The earliest finds in Longarone date back to the Roman era as confirmed by the findings of Roman tombs and the remains of an elaborate communication route.

In the late Middle Ages Longarone was an Episcopal domain until 1250, then it became the possession of Ezzelino III da Romano, and in 1300 of the Scaligeri, following that  of the Da Carrara and finally of Visconti. Finally, in 1420 Longarone fell under the rule of the Republic of Venice. During the Napoleonic period, in 1806, Longarone became a municipality and in 1866 it was annexed to Italy. On November 9, 1917 at the height of the First World War, Longarone was the site of a notorious battle in which the then young lieutenant Erwin Rommel was the famed protagonist.

In December 1959 this same town gave life to the first ice cream fair, thanks to the century-old tradition of artisanal ice-cream makers families who made traditional Italian ice-cream known around the world. Longarone is now home to the International Exhibition of Artisan Gelato (MIG).

On October 9, 1963 at 22:39 the town was struck by the Vajont disaster, a massacre caused by a landslide that broke away from Mt. Toc and plunged into the artificial basin created by the Vajont dam. This landslide created a massive wave that overtook the dam and swept over the town of Longarone completely destroying it and causing 1,458 deaths. What is now the urban area of Longarone originates from a detailed plan approved in 1965, and was the first urban plan following the Vajont disaster. Today the municipality of Longarone has more than 5,000 inhabitants.

The municipality of Erto and Casso, situated in the Vajont Valley, is located in the province of Pordenone on the border with the province of Belluno. The existence of Erto is well documented by ancient excerpts from the Roman age and by a donation act from Sesto al Reghena which dates back to the 8th century, while the more recent origin of Casso is confirmed in the 11th century.

There are considerable linguistic differences between the two towns: Erto speaks a dialect that lies somewhere between Dolomite Ladino and Friulian, while in Casso there exists a Veneto Bellunese dialect, which is similar to the archaic Veneto dialect. Also, from an ecclesiastical point of view, the two villages are separate: Erto is part of the diocese of Pordenone, while Casso resides within  the diocese of Belluno-Feltre.

Until the end of 1950s the community was profoundly linked to the traditional agricultural economy, integrated with small itinerant trade. Between the 1950s and 1960s, Società Adriatica di Elettricità (SADE) developed a project to use the Vajont valley as a water reservoir. In 1960, at the start of the first reservoir test, two landslides occurred. As a result, the unstable slope of 200 hectares was in need of constant monitoring. The reservoir was tested again, with a second filling in 1962 and a third test the following year. Despite the imminent landslides, no adequate measures were taken to protect the inhabitants.

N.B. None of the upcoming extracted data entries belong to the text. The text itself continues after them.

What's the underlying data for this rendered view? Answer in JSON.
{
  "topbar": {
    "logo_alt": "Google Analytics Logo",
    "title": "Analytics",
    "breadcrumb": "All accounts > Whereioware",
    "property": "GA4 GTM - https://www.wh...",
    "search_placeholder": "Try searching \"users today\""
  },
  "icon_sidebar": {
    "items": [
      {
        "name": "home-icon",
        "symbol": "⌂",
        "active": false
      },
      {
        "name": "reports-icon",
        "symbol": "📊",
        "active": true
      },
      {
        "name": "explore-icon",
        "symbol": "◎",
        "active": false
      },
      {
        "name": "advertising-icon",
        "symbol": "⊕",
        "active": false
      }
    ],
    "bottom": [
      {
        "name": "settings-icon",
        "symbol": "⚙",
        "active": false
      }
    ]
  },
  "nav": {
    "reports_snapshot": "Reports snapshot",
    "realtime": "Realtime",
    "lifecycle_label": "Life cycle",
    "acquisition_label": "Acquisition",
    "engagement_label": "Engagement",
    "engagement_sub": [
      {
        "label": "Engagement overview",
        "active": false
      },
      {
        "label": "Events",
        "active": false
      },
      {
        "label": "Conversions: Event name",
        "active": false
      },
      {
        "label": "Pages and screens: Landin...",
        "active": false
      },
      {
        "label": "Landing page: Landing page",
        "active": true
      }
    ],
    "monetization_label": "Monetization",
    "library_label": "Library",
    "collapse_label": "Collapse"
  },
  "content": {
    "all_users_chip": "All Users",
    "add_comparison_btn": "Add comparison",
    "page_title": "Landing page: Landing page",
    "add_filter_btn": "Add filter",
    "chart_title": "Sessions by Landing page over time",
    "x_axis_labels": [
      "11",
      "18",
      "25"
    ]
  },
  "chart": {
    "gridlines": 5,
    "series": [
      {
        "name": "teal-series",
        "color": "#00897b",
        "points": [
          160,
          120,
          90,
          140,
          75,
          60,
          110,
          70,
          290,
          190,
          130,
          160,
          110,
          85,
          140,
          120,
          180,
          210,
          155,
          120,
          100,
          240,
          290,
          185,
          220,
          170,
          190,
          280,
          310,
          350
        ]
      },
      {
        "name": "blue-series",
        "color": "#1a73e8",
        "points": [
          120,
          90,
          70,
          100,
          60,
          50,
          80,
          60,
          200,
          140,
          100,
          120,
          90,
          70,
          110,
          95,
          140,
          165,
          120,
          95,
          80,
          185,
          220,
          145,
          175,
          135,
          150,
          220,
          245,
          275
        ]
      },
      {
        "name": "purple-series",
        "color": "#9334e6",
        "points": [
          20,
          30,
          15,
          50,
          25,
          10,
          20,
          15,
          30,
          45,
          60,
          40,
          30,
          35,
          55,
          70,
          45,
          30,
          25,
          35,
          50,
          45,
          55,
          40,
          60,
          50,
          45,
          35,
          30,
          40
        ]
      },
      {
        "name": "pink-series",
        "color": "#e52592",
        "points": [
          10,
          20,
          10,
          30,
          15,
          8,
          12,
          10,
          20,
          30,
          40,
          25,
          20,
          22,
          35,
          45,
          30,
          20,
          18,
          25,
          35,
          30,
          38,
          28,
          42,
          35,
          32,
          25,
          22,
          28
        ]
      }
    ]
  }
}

On the night of October 9, 1963, from the nearby Mount Toc, located opposite the hamlets of Erto and Casso, part of the mountain broke off and fell into the reservoir below bordered by the Vajont dam. The resulting waves completely destroyed nearby villages and part of the two municipalities. This tragic episode, resulting in 347 victims in Erto and Casso, is known as the Vajont disaster.